Despite recent improvements in the ability to prevent osteoporotic fracture a vast
number of mainly elderly patients continue to sustain fractures resulting in
significant morbidity and a huge demand on health care services. Current knowledge
of the process of fracture healing in osteoporotic bone is limited but there is a
suggestion that it may differ from that of normal bone. An improved knowledge of
the mechanical and biological properties of healing fractures in osteoporosis could
ultimately lead to an enhancement of our ability to treat this problem by both medical
and surgical means.
The aim of this study was firstly to use an animal model to investigate the
histological and mechanical properties of fracture healing in osteopenic bone.
Secondly, the same model and outcome parameters were used to study the effect on
fracture healing of the systemic administration of simvastatin, which recent studies
have suggested, promotes both bone formation and inhibits bone resorption.
In part one of the study 20, 3-month-old female, Wistar rats underwent ovariectomy
(Ovx) while a further 20 had a sham procedure to act as controls. Seven weeks later a
transverse fracture was created in the proximal tibia of each animal by three-point
bending with the resulting fractures supported by an intramedullary wire. Half of the
animals in each group were euthanased at two weeks and the remainder at four
weeks post fracture with the tibiae removed post mortem. All tibiae were then xrayed. The mechanical properties of half of the healing fractures were ascertained by
four-point bending to failure while the remaining specimens were prepared for
histological analysis and immunohistochemistry. There were no mechanical
differences in the fracture calluses from the ovx animals compared with control at
two weeks but by four weeks post fracture the ultimate load at failure of the fractures
from the ovx animals was reduced to 71% of that from controls. Stiffness (54%) and
stress at yield (74%) were also reduced while the strain at yield was increased by
40% in fractures from the ovx group. Histological differences were also seen with an
increased porosity of the calluses from the ovx group at four weeks. No radiological
differences were note and there was no difference in the expression of the key
growth factors BMP 2, BMP 6 or Smadl. No difference in the replication of key cell
populations was seen.
In the second part of the study the same animal model was used with the groups once
again divided into ovx and sham controls. Half of each group received placebo while
the other half received simvastatin 20mg/kg daily for 14 days post fracture. The same
time points and outcome measures were used as in the first part of the study. In the
sham groups simvastatin had no detectable effect on the radiological or mechanical
features of the fractures or on the expression of the growth factors studied. The only
difference was a higher proportion of immature bone in the four-week-old calluses
from the simvastatin group (40%) versus placebo (34%). In the ovx animals
simvastatin had a more noticeable effect with, once again, a higher proportion of
immature bone in the four week old calluses in the drug group (43%) versus 28% in
the placebo group. In addition the four-week-old healing fractures in the statin group
had smaller calluses (16mm2 compared with 28mm2) and were able to withstand only
76% of the ultimate load before failure than the fractures from the placebo fed ovx
controls. An increased level of Smadl expression was also seen in the chondrocytes
of the statin fed ovx group.
The findings from the first part of this study provide evidence that an osteopenic
environment has a deleterious effect on the mechanical properties of healing
fractures in the rat model with an associated impairment of callus maturation.

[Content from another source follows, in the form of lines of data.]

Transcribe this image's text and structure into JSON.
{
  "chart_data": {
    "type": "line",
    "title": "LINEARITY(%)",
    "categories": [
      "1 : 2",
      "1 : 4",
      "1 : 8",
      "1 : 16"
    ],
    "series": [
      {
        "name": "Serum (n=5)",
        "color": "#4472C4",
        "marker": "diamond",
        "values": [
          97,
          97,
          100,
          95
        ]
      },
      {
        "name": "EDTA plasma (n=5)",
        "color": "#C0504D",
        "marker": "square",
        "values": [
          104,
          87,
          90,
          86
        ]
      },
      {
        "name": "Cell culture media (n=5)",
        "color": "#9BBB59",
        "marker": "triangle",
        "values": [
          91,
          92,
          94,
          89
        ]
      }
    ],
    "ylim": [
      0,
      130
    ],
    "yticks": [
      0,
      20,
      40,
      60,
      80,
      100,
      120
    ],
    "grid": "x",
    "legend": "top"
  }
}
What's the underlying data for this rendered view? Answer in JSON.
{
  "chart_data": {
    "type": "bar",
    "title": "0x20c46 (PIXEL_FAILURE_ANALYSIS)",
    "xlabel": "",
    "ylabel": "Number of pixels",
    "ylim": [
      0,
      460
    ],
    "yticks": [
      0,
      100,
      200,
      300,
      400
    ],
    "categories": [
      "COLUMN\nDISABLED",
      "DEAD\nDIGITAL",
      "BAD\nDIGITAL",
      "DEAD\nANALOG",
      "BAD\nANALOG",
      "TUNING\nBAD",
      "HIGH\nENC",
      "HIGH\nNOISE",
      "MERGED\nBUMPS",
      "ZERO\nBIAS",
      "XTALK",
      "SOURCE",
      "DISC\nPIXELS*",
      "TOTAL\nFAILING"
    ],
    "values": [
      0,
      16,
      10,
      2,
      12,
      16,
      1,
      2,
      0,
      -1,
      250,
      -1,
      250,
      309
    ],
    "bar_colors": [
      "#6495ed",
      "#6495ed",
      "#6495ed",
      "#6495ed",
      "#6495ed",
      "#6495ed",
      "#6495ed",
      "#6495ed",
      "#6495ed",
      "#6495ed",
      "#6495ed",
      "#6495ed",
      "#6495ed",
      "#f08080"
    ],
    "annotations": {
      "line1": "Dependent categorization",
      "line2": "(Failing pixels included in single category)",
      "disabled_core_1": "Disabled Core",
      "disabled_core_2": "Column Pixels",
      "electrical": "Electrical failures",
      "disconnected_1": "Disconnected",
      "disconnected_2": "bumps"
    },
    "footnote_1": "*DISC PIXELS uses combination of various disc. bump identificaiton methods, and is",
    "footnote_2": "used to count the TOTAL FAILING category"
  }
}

Contrary to previous work the dose and method of delivery of simvastatin in the
second part of this study had no apparent effect on the fracture healing in normal
bone. However simvastatin appeared to have a deleterious effect on fracture healing
in the osteopenic model causing a reduction in callus size and maturity and reducing
the healing fractures' ability to withstand load. This study does not support a role for
simvastatin in the enhancement of fracture healing in osteopenia.